James highlighted one nursing home that had 11 reported COVID-19 deaths in the NYSDOH’s reporting on Aug. 3. Her investigation found that the real number of deaths in that particular facility at that date was 40, with 27 occurring at the nursing home and 13 at hospitals. (RELATED: Cuomo Administration Undercounted COVID-19 Nursing Home Deaths By Up To 50%, New York AG Says)

The Daily Caller News Foundation reported in May that the New York State Department of Health quietly changed its reporting guidelines for nursing home fatalities around May 3. Prior to that date, the state was reporting COVID-19 deaths for all nursing home residents regardless of whether the patient died at the facility or at a hospital.

New York Governor Andrew Cuomo speaks during a COVID-19 briefing on July 6, 2020, in New York City. (David Dee Delgado/Getty Images)

Beginning around May 3, however, the NYSDOH changed its reporting to disclose nursing home fatalities from COVID-19 only for patients who died while physically present at their facility.

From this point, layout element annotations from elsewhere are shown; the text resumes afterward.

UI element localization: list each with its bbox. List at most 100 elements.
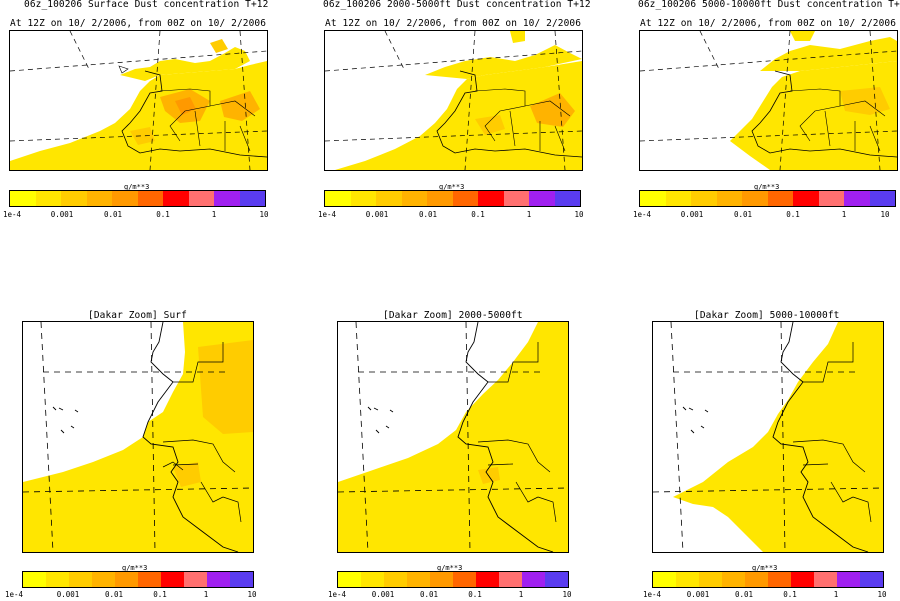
colorbar-swatch [384, 572, 407, 587]
colorbar [9, 190, 266, 207]
colorbar-tick: 1 [526, 210, 532, 219]
dust-map [324, 30, 583, 171]
colorbar-swatch [745, 572, 768, 587]
colorbar-swatch [239, 191, 265, 206]
colorbar-swatch [699, 572, 722, 587]
colorbar-swatch [793, 191, 819, 206]
colorbar-tick: 10 [562, 590, 572, 599]
colorbar-tick: 10 [877, 590, 887, 599]
panel-title: 06z_100206 Surface Dust concentration T+… [24, 0, 269, 10]
colorbar-tick: 0.001 [50, 210, 74, 219]
colorbar-swatch [230, 572, 253, 587]
colorbar-swatch [478, 191, 504, 206]
colorbar-tick: 10 [247, 590, 257, 599]
colorbar-swatch [453, 572, 476, 587]
colorbar-swatch [35, 191, 61, 206]
colorbar-swatch [350, 191, 376, 206]
panel-subtitle: At 12Z on 10/ 2/2006, from 00Z on 10/ 2/… [10, 18, 267, 29]
colorbar-swatch [691, 191, 717, 206]
colorbar-swatch [818, 191, 844, 206]
colorbar-tick: 0.001 [371, 590, 395, 599]
colorbar-swatch [676, 572, 699, 587]
colorbar-swatch [401, 191, 427, 206]
colorbar-tick: 10 [880, 210, 890, 219]
colorbar-tick: 0.01 [103, 210, 123, 219]
colorbar-swatch [92, 572, 115, 587]
colorbar-swatch [767, 191, 793, 206]
colorbar-swatch [742, 191, 768, 206]
colorbar-swatch [476, 572, 499, 587]
colorbar-tick: 1 [841, 210, 847, 219]
colorbar-swatch [640, 191, 666, 206]
colorbar-tick: 0.01 [418, 210, 438, 219]
colorbar-swatch [665, 191, 691, 206]
colorbar-unit: g/m**3 [752, 564, 778, 572]
top-panel-surface: 06z_100206 Surface Dust concentration T+… [0, 0, 300, 230]
colorbar-swatch [503, 191, 529, 206]
colorbar-tick: 1 [203, 590, 209, 599]
colorbar-swatch [844, 191, 870, 206]
colorbar-tick: 1 [518, 590, 524, 599]
colorbar-tick: 1e-4 [4, 590, 24, 599]
colorbar-tick: 0.1 [783, 590, 797, 599]
panel-subtitle: At 12Z on 10/ 2/2006, from 00Z on 10/ 2/… [325, 18, 582, 29]
colorbar-swatch [184, 572, 207, 587]
colorbar-swatch [716, 191, 742, 206]
colorbar-swatch [163, 191, 189, 206]
colorbar-swatch [722, 572, 745, 587]
colorbar-swatch [837, 572, 860, 587]
colorbar-tick: 1e-4 [642, 590, 662, 599]
colorbar-swatch [325, 191, 351, 206]
colorbar-swatch [376, 191, 402, 206]
colorbar-swatch [86, 191, 112, 206]
colorbar-swatch [361, 572, 384, 587]
panel-title: [Dakar Zoom] Surf [88, 310, 187, 321]
colorbar-swatch [529, 191, 555, 206]
colorbar-swatch [207, 572, 230, 587]
colorbar-swatch [115, 572, 138, 587]
colorbar-swatch [653, 572, 676, 587]
colorbar [337, 571, 569, 588]
colorbar-swatch [452, 191, 478, 206]
colorbar-swatch [10, 191, 36, 206]
dakar-zoom-map [652, 321, 884, 553]
panel-subtitle: At 12Z on 10/ 2/2006, from 00Z on 10/ 2/… [640, 18, 897, 29]
colorbar-tick: 0.001 [365, 210, 389, 219]
colorbar-swatch [499, 572, 522, 587]
colorbar [22, 571, 254, 588]
colorbar-swatch [69, 572, 92, 587]
colorbar-swatch [407, 572, 430, 587]
colorbar-swatch [112, 191, 138, 206]
colorbar-unit: g/m**3 [122, 564, 148, 572]
bottom-panel-surf: [Dakar Zoom] Surf g/m**3 1e-4 0.001 0.01… [0, 300, 300, 601]
colorbar-tick: 1 [833, 590, 839, 599]
bottom-panel-2000-5000ft: [Dakar Zoom] 2000-5000ft g/m**3 1e-4 0.0… [315, 300, 615, 601]
colorbar-unit: g/m**3 [754, 183, 780, 191]
colorbar-tick: 0.01 [104, 590, 124, 599]
colorbar-unit: g/m**3 [124, 183, 150, 191]
colorbar [639, 190, 896, 207]
colorbar-swatch [814, 572, 837, 587]
panel-title: [Dakar Zoom] 5000-10000ft [694, 310, 840, 321]
colorbar-swatch [46, 572, 69, 587]
colorbar-swatch [338, 572, 361, 587]
dust-map [9, 30, 268, 171]
colorbar-unit: g/m**3 [439, 183, 465, 191]
colorbar-swatch [869, 191, 895, 206]
colorbar-tick: 1 [211, 210, 217, 219]
colorbar-swatch [430, 572, 453, 587]
dakar-zoom-map [22, 321, 254, 553]
bottom-panel-5000-10000ft: [Dakar Zoom] 5000-10000ft g/m**3 1e-4 0.… [630, 300, 900, 601]
colorbar-unit: g/m**3 [437, 564, 463, 572]
dust-map [639, 30, 898, 171]
colorbar-tick: 10 [574, 210, 584, 219]
colorbar-swatch [214, 191, 240, 206]
colorbar-swatch [791, 572, 814, 587]
top-panel-2000-5000ft: 06z_100206 2000-5000ft Dust concentratio… [315, 0, 615, 230]
colorbar-tick: 1e-4 [2, 210, 22, 219]
colorbar [652, 571, 884, 588]
colorbar-swatch [545, 572, 568, 587]
colorbar-swatch [23, 572, 46, 587]
colorbar-tick: 0.1 [786, 210, 800, 219]
colorbar-swatch [427, 191, 453, 206]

Of the nine states with the largest coronavirus outbreaks at nursing home facilities in May, New York was the only state that deliberately omitted deaths of residents who died at hospitals from its reporting.

New York’s reporting practices allowed Cuomo to claim that his state had a much lower nursing home fatality rate than other states with large COVID-19 outbreaks.

“Look at the basic facts where New York is versus other states,” Cuomo said in an August press conference, according to the Associated Press. “You look at where New York is as a percentage of nursing home deaths, it’s all the way at the bottom of the list.”